Jake Shimabukuro: Gently Weeps

Jake Shimabukuro
Gently Weeps
Hitchhike
2006-09-19

In 2005, Jake Shimabukuro released Dragon, an up-tempo affair that captured the imagination with its colorful original songs and swirling ukulele playing. Just a year later, Shimabukuro returns with his first solo ukulele contribution, Gently Weeps. The album proper was inspired by his recent tour, mixing original works with some well-known covers. The first 12 tracks of Gently Weeps offer an amazing illustration of how different the ukulele sounds when it stands alone. Taking his cue from the response to his solo shows, Shimabukuro offers up a very vulnerable side of himself.

First, the covers: The disc opens with and takes its name from George Harrison’s “While My Guitar Gently Weeps”. In Shimabukuro’s hands, this Quiet Beatle composition takes on a properly soothing air. The finger-picking is meticulous and layered on Franz Schubert’s “Ave Maria”. It’s easy to loose yourself in the depth of the piece, and if you can pull yourself out of the relaxed state Shimabukuro puts you in, you’ll be reaching for the liner notes to confirm that it really is just one man and a ukulele creating such a rich expression.

It’s on Chick Corea’s “Spain” and “The Star-Spangled Banner” that Shimabukuro ends up doing what he does best, challenging conventional ideas about his chosen instrument. Pushing into a jazz vernacular, “Spain” finds Shimabukuro stretching the imagination and boundaries of the ukulele. Having been hailed as the “next Jimi Hendrix” by countless critics, it seems inevitable that he would tackle the American national anthem — and with similarly dizzying effects as Hendrix. This two-minute rendition is a beautiful sequel to Hendrix’s version, deftly testing the original work while remaining steadfastly reverential to it.

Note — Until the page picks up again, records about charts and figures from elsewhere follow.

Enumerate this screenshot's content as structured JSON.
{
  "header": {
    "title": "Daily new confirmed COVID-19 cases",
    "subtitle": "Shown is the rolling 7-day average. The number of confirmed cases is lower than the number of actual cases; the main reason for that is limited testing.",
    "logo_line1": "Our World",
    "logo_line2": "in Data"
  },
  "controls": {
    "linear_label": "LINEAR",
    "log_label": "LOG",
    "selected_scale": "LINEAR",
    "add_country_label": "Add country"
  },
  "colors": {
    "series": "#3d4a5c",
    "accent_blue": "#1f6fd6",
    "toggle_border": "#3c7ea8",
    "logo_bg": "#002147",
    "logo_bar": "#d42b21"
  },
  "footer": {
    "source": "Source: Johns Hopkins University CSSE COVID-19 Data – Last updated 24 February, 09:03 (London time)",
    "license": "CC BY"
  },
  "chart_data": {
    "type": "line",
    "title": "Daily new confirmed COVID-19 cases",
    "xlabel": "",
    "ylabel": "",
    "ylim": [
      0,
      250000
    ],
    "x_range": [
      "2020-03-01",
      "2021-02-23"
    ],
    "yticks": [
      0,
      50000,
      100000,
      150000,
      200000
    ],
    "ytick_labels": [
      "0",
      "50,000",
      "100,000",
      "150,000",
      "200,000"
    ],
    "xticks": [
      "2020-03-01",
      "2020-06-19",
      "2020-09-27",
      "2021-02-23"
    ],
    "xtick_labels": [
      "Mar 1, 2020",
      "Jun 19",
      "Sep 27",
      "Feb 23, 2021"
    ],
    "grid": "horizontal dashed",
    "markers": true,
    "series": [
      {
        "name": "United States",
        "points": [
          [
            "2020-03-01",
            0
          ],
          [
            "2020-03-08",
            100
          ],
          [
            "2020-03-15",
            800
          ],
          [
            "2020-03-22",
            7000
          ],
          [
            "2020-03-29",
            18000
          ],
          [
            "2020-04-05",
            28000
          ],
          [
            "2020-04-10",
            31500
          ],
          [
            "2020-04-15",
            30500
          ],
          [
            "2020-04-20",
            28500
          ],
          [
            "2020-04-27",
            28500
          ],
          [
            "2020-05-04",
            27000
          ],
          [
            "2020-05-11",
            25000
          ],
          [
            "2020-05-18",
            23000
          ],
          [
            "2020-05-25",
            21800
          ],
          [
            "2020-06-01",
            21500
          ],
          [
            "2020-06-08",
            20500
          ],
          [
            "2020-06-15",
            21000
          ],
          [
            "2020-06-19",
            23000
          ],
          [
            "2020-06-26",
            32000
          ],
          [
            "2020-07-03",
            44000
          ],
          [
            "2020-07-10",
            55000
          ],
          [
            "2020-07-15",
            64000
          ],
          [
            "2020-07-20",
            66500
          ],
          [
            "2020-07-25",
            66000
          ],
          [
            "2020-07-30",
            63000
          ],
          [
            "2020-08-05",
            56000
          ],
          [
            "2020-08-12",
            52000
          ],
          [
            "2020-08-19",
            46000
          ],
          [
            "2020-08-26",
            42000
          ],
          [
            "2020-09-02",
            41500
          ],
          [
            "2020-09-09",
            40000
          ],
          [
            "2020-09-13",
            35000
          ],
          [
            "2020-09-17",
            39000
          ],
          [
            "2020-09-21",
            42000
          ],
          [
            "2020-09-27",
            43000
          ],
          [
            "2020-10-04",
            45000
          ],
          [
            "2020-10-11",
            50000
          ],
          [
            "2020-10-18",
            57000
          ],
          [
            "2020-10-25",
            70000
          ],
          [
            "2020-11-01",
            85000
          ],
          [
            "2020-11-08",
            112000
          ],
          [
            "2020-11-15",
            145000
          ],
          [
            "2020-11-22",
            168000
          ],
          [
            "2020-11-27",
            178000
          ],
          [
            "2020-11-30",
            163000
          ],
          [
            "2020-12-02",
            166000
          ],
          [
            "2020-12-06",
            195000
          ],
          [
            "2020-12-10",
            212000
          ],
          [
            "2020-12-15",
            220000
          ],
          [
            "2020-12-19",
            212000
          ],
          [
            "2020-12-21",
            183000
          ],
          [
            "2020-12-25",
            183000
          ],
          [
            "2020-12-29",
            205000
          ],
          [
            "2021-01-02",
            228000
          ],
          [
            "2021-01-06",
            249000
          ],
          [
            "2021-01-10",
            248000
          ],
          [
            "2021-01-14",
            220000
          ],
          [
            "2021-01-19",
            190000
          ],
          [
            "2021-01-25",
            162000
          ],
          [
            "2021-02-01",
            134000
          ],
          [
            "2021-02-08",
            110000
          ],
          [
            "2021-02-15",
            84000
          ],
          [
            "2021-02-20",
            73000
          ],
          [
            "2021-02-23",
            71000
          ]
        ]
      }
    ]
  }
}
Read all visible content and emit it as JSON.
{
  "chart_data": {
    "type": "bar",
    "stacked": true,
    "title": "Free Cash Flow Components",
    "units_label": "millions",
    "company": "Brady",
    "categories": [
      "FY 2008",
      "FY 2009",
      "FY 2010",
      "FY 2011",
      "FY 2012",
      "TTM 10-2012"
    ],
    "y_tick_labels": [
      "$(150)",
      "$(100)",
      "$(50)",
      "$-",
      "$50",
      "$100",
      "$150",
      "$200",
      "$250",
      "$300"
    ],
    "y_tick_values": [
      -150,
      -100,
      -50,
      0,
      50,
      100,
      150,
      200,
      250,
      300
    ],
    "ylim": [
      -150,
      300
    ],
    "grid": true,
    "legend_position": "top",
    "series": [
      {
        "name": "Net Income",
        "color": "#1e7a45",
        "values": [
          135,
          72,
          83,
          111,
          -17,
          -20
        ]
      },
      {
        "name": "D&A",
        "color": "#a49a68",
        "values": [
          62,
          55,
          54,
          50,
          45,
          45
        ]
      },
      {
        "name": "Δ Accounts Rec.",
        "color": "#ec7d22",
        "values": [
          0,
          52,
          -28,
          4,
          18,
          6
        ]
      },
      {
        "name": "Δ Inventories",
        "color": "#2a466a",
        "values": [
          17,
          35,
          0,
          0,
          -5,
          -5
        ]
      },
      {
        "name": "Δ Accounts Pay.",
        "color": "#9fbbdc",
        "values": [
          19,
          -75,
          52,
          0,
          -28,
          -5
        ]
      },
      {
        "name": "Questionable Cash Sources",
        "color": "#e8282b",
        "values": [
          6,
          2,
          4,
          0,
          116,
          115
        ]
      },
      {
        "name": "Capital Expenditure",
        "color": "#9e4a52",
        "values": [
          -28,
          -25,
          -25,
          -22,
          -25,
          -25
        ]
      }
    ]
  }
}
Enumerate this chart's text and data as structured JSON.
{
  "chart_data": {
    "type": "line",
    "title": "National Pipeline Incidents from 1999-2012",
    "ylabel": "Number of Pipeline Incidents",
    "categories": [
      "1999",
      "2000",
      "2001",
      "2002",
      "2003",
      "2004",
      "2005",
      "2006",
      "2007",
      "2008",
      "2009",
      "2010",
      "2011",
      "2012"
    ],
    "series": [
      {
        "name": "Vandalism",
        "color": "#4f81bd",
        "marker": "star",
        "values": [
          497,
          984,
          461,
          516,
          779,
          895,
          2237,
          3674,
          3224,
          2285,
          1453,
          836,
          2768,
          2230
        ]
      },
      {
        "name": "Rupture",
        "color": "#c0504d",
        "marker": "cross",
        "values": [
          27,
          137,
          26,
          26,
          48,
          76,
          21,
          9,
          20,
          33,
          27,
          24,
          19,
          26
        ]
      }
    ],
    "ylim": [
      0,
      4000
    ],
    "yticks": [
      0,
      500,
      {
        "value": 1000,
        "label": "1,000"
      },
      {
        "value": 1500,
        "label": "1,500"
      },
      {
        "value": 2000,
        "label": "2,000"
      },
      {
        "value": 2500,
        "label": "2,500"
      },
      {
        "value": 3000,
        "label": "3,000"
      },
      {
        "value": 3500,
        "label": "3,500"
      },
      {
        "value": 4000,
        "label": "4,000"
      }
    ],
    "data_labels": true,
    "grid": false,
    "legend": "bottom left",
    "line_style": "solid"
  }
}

Shimabukuro’s personal compositions, though, are somewhat hit or miss in this solo setting. Tracks like “Heartbeat/Dragon” and “Let’s Dance” (which, like many of the songs here, appear elsewhere in Shimabukuro’s catalog) don’t lose any of their spunk. On the other hand, “Blue Roses Falling” and “Grandma’s Groove”, while technically sound, feel somewhat slighted in their stand-alone format.

The first two of five bonus tracks (all of which employ a full band behind Shimabukuro) are unremarkable, but in the same orbit as the solo work. The three tracks that finish out the disc take the listener completely out of the proper album’s experience. The songs are beautifully rendered from soundtracks Shimabukuro has worked on — two tracks from the movie Hula Girl sandwich one from the TV show Beyond the Break. The eponymous Beyond the Break number, for all intents and purposes, sounds exactly like the rockified television soundtrack it is: electric guitar fuzz and rote drumwork behind furious ukulele picking — all trading the lead throughout. The two movie soundtrack pieces are beautifully crafted. “Wish on My Star” even adds an element to Shimabukuro’s work I had not heard before: vocals. Jennifer Perri’s voice complements the Udai Shika String Quartet and Shimabukuro’s sweet strumming.

The album serves as a greatest hits of sorts for Shimabukuro, as the majority of the songs presented here have been previously recorded and released. I understand what he is trying to accomplish — continually pushing the limits of what his four-string, two-octave instrument is capable of — and from a technical standpoint it’s hard to not stand slack-jawed at what he’s doing. But while the spirit of Hawaii certainly promotes a laid-back state of mind, the songs recast on Gently Weeps in solo ukulele form sometimes veer too far into easy listening territory.